5) Personally pre-grieve. I learned this one the hard way. I was on a church staff during my seminary years. One of our beloved older members passed away, and the family asked me to read his obituary before the senior pastor delivered the funeral message and eulogy. I had prepared for my relatively minor role in the service (see #2), but hadn’t given much actual thought to the fine man’s passing. As I stood before the assemblage of family and friends to read the obituary, my own grief overwhelmed me. I slobbered all over myself through the whole obituary. I finally regained my composure about the time I finished speaking. My pastor gently called me aside later and gave me some excellent advice: pastors have to pre-grieve alone, before the funeral. Grief is not a moment; it’s a process. Pastors grieve too. If you were especially close to the deceased, officiating the service can be terribly difficult. The more you can process your personal grief privately, the better position you’re in to minister publicly. This is the real life application of the biblical truth that we can comfort others with the comfort we have received from God (2 Corinthians 1:4). Your voice may still crack. You may still shed tears. It’s okay to be real, but if you haven’t pre-grieved, you haven’t prepared.

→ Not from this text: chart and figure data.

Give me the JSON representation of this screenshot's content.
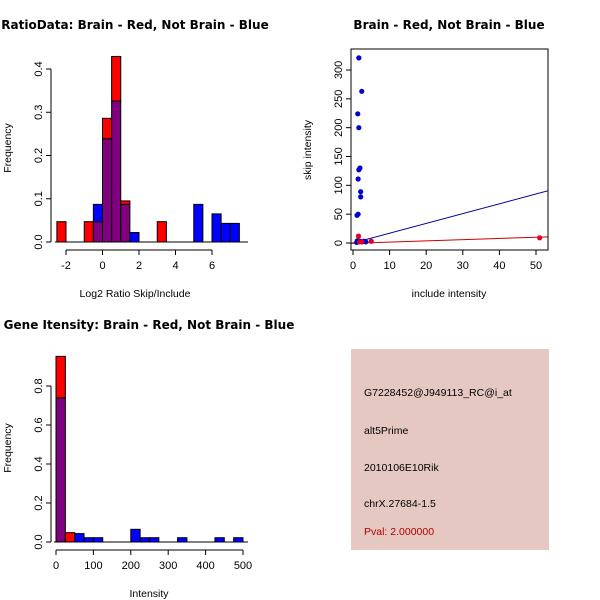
{
  "colors": {
    "brain": "#ff0000",
    "not_brain": "#0000ff",
    "overlap": "#800080",
    "panel_bg": "#e6c8c2",
    "pval_text": "#b00000"
  },
  "chart_data": [
    {
      "id": "ratio-histogram",
      "type": "bar",
      "title": "RatioData: Brain - Red, Not Brain - Blue",
      "xlabel": "Log2 Ratio Skip/Include",
      "ylabel": "Frequency",
      "xlim": [
        -2.5,
        7.5
      ],
      "ylim": [
        0,
        0.43
      ],
      "xticks": [
        -2,
        0,
        2,
        4,
        6
      ],
      "yticks": [
        0.0,
        0.1,
        0.2,
        0.3,
        0.4
      ],
      "ytick_labels": [
        "0.0",
        "0.1",
        "0.2",
        "0.3",
        "0.4"
      ],
      "bin_width": 0.5,
      "series": [
        {
          "name": "Brain",
          "color": "red",
          "bins": [
            {
              "x0": -2.5,
              "value": 0.047
            },
            {
              "x0": -1.0,
              "value": 0.047
            },
            {
              "x0": -0.5,
              "value": 0.047
            },
            {
              "x0": 0.0,
              "value": 0.286
            },
            {
              "x0": 0.5,
              "value": 0.429
            },
            {
              "x0": 1.0,
              "value": 0.095
            },
            {
              "x0": 3.0,
              "value": 0.047
            }
          ]
        },
        {
          "name": "Not Brain",
          "color": "blue",
          "bins": [
            {
              "x0": -0.5,
              "value": 0.087
            },
            {
              "x0": 0.0,
              "value": 0.239
            },
            {
              "x0": 0.5,
              "value": 0.326
            },
            {
              "x0": 1.0,
              "value": 0.087
            },
            {
              "x0": 1.5,
              "value": 0.022
            },
            {
              "x0": 5.0,
              "value": 0.087
            },
            {
              "x0": 6.0,
              "value": 0.065
            },
            {
              "x0": 6.5,
              "value": 0.043
            },
            {
              "x0": 7.0,
              "value": 0.043
            }
          ]
        }
      ]
    },
    {
      "id": "intensity-scatter",
      "type": "scatter",
      "title": "Brain - Red, Not Brain - Blue",
      "xlabel": "include intensity",
      "ylabel": "skip intensity",
      "xlim": [
        -2,
        53
      ],
      "ylim": [
        -12,
        335
      ],
      "xticks": [
        0,
        10,
        20,
        30,
        40,
        50
      ],
      "yticks": [
        0,
        50,
        100,
        150,
        200,
        250,
        300
      ],
      "series": [
        {
          "name": "Not Brain",
          "color": "blue",
          "points": [
            [
              1.6,
              321
            ],
            [
              2.4,
              263
            ],
            [
              1.3,
              224
            ],
            [
              1.6,
              200
            ],
            [
              1.9,
              130
            ],
            [
              1.6,
              127
            ],
            [
              1.4,
              111
            ],
            [
              2.1,
              89
            ],
            [
              2.1,
              80
            ],
            [
              1.4,
              50
            ],
            [
              1.1,
              48
            ],
            [
              1.2,
              4
            ],
            [
              1.6,
              3
            ],
            [
              2.0,
              3
            ],
            [
              2.5,
              2
            ],
            [
              3.0,
              3
            ],
            [
              3.5,
              2
            ],
            [
              1.0,
              1
            ]
          ],
          "fit_line": {
            "slope": 1.7,
            "intercept": 0
          }
        },
        {
          "name": "Brain",
          "color": "red",
          "points": [
            [
              1.5,
              12
            ],
            [
              5.0,
              3
            ],
            [
              51,
              9
            ],
            [
              1.8,
              2
            ],
            [
              2.4,
              2
            ]
          ],
          "fit_line": {
            "slope": 0.21,
            "intercept": -0.5
          }
        }
      ]
    },
    {
      "id": "gene-intensity-histogram",
      "type": "bar",
      "title": "Gene Itensity: Brain - Red, Not Brain - Blue",
      "xlabel": "Intensity",
      "ylabel": "Frequency",
      "xlim": [
        0,
        512
      ],
      "ylim": [
        0,
        0.96
      ],
      "xticks": [
        0,
        100,
        200,
        300,
        400,
        500
      ],
      "yticks": [
        0.0,
        0.2,
        0.4,
        0.6,
        0.8
      ],
      "ytick_labels": [
        "0.0",
        "0.2",
        "0.4",
        "0.6",
        "0.8"
      ],
      "bin_width": 25,
      "series": [
        {
          "name": "Brain",
          "color": "red",
          "bins": [
            {
              "x0": 0,
              "value": 0.952
            },
            {
              "x0": 25,
              "value": 0.048
            }
          ]
        },
        {
          "name": "Not Brain",
          "color": "blue",
          "bins": [
            {
              "x0": 0,
              "value": 0.739
            },
            {
              "x0": 50,
              "value": 0.043
            },
            {
              "x0": 75,
              "value": 0.022
            },
            {
              "x0": 100,
              "value": 0.022
            },
            {
              "x0": 200,
              "value": 0.065
            },
            {
              "x0": 225,
              "value": 0.022
            },
            {
              "x0": 250,
              "value": 0.022
            },
            {
              "x0": 325,
              "value": 0.022
            },
            {
              "x0": 425,
              "value": 0.022
            },
            {
              "x0": 475,
              "value": 0.022
            }
          ]
        }
      ]
    }
  ],
  "info_panel": {
    "probe_id": "G7228452@J949113_RC@i_at",
    "event_type": "alt5Prime",
    "gene_name": "2010106E10Rik",
    "location": "chrX.27684-1.5",
    "pval": "Pval: 2.000000"
  }
}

6) You don’t have to explain everything. Maybe this is my Gen-X self talking, but it’s possible for you to be long on comfort without being long on answers. This is especially true in the case of tragedies. It’s okay to say that you don’t know why things happen. Be very, very careful when attributing tragedies to the hand of God, even if you mean it as a statement of faith. What you intend as a statement of faith resonates very differently with people who don’t hold your same worldview. God can pick up the pieces of a broken situation without having to be the one who broke the situation in the first place. In the storms of life, avoid the theoretical. Point them to the light of life. Hold your personal theories close, and point them to the God of comfort and the God of all peace.
Certainly there are more ideas out there about how pastors can better navigate these difficult days, but I hope these help you.